Comment 18 Adam Williamson 2019-06-04 00:42:42 UTC
Note, this is only happening on the *upgrade* tests. g-i-s is running OK in fresh install tests, e.g. https://openqa.fedoraproject.org/tests/408461 . I'll try and figure out what it is about upgrading specifically that causes this problem.

Comment 19 Adam Williamson 2019-06-04 01:16:22 UTC
Huh, OK, so the cause seems relatively simple: somehow, on upgrade, /usr/lib/locale/locale-archive just goes completely missing.

I just recreated what the openQA test in question does manually: installed Fedora 30 Workstation (from the Everything netinst), then upgraded to Rawhide using dnf system-upgrade . I checked the upgraded system, and it simply has no /usr/lib/locale/locale-archive file at all. `rpm -V glibc-all-langpacks` shows:

missing     /usr/lib/locale/locale-archive

I don't know *why* this happens, yet.

Comment 20 Carlos O'Donell 2019-06-04 01:22:43 UTC
(In reply to Adam Williamson from comment #18)
> Note, this is only happening on the *upgrade* tests. g-i-s is running OK in
> fresh install tests, e.g. https://openqa.fedoraproject.org/tests/408461 .
> I'll try and figure out what it is about upgrading specifically that causes
> this problem.

Do you have glibc-all-langpacks installed?
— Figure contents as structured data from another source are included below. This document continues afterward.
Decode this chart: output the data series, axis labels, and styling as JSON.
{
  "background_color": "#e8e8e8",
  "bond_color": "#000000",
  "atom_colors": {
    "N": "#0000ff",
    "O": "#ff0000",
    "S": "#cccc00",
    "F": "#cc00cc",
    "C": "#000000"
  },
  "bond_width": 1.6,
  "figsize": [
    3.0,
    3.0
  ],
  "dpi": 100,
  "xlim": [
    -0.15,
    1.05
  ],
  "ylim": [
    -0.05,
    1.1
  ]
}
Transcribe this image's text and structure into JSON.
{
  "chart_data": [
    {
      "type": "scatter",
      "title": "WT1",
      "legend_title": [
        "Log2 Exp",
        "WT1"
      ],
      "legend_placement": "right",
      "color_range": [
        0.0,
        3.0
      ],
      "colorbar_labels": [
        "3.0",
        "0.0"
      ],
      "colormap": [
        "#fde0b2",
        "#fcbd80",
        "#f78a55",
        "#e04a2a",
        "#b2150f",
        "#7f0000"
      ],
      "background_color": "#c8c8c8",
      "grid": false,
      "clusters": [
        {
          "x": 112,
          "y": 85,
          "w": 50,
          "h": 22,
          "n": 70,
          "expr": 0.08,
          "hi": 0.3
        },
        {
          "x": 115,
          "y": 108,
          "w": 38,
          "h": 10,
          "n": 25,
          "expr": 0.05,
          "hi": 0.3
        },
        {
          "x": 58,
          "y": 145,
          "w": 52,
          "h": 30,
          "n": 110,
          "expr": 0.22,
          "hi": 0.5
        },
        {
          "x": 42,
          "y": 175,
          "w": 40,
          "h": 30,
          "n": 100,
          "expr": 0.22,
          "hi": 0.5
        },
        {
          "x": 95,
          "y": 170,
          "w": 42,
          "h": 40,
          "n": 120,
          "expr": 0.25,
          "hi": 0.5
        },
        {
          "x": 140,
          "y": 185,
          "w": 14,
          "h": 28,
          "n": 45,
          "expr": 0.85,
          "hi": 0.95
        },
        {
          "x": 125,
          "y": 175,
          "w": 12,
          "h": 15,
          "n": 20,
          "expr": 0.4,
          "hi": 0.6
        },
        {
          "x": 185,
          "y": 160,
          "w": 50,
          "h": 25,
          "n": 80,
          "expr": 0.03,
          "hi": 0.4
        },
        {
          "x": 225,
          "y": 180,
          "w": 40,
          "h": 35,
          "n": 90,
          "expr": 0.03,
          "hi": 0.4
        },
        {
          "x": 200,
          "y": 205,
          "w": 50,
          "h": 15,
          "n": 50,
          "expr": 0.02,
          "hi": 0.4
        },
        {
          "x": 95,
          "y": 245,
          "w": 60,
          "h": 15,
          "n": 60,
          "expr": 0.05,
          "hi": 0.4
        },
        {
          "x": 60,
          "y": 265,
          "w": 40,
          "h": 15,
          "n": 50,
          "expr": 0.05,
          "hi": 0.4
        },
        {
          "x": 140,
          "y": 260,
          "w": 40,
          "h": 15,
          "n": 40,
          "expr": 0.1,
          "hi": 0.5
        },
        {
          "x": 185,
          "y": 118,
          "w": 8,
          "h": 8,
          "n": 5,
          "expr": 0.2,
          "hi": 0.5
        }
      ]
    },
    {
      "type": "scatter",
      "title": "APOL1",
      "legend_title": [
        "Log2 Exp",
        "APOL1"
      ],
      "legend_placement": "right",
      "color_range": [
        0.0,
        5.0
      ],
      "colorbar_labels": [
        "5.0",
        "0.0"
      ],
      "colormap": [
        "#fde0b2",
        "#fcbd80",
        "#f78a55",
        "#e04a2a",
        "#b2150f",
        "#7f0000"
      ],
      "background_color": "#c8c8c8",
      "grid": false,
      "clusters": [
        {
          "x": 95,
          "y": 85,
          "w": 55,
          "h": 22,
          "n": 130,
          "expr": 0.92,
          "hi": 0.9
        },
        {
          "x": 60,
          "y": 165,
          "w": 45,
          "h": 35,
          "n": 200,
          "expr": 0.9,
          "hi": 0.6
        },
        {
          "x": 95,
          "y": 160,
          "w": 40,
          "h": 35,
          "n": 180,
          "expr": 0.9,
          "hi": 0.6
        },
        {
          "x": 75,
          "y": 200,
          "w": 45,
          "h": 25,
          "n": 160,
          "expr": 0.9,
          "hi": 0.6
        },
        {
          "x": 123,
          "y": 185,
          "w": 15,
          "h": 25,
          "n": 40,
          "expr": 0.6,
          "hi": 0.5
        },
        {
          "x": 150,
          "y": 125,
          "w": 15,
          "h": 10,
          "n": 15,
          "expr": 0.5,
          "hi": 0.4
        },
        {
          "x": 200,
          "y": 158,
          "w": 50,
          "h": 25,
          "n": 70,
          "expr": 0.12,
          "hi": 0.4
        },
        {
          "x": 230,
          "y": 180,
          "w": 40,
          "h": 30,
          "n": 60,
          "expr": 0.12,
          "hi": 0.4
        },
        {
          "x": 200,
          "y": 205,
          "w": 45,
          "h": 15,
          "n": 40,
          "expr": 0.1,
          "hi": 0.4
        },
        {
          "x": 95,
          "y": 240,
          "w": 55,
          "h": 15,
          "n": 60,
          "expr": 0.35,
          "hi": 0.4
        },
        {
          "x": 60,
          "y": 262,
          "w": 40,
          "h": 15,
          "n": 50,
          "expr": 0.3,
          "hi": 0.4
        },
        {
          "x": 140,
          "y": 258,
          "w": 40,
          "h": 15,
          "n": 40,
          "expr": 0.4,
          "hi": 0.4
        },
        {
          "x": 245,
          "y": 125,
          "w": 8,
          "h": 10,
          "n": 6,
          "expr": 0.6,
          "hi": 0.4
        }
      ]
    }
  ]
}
Only if you have glibc-all-langpacks do you also have /usr/lib/locale/locale-archive which is the mmap'able copy of all the installed locales ready for use by the process.

The change we made was to copy in a complete version of this file without processing or filtering it in any way.

You shouldn't be able to tell the difference.

Are you running processes during %post?

Has rpm somehow not upgraded /usr/lib/locale/locale-archive?

Can you get us a copy of that file for your system?

Comment 21 Adam Williamson 2019-06-04 01:23:08 UTC
Filed https://bugzilla.redhat.com/show_bug.cgi?id=1716710 .

Comment 22 Carlos O'Donell 2019-06-04 01:29:45 UTC
(In reply to Adam Williamson from comment #19)
> Huh, OK, so the cause seems relatively simple: somehow, on upgrade,
> /usr/lib/locale/locale-archive just goes completely missing.
> 
> I just recreated what the openQA test in question does manually: installed
> Fedora 30 Workstation (from the Everything netinst), then upgraded to
> Rawhide using dnf system-upgrade . I checked the upgraded system, and it
> simply has no /usr/lib/locale/locale-archive file at all. `rpm -V
> glibc-all-langpacks` shows:
> 
> missing     /usr/lib/locale/locale-archive
> 
> I don't know *why* this happens, yet.

This may be a transitional issue we didn't consider.

So the old glibc will have a %postun to remove /usr/lib/locale/locale-archive.

The old glibc used to recreate locale-archive via %posttrans.

The new glibc will install locale-archive normally as a normal installed file.

It may be the case that the old glibc's %postun is deleting the new glibc's locale-archive.

Then the new glibc doesn't do anything to reinstall it.

Comment 23 Adam Williamson 2019-06-04 15:11:48 UTC
I wasn't setting a 'depends on' because the crash in g-i-s indicates a bug regardless of the *reason* why the locale couldn't be loaded, just for the record...

Comment 24 Michael Catanzaro 2019-06-04 21:24:28 UTC
I don't think we need to track this separately since the crash will go away as soon as bug #1716710 is fixed, but for the record, I've submitted a fix in https://gitlab.gnome.org/GNOME/gnome-initial-setup/merge_requests/39.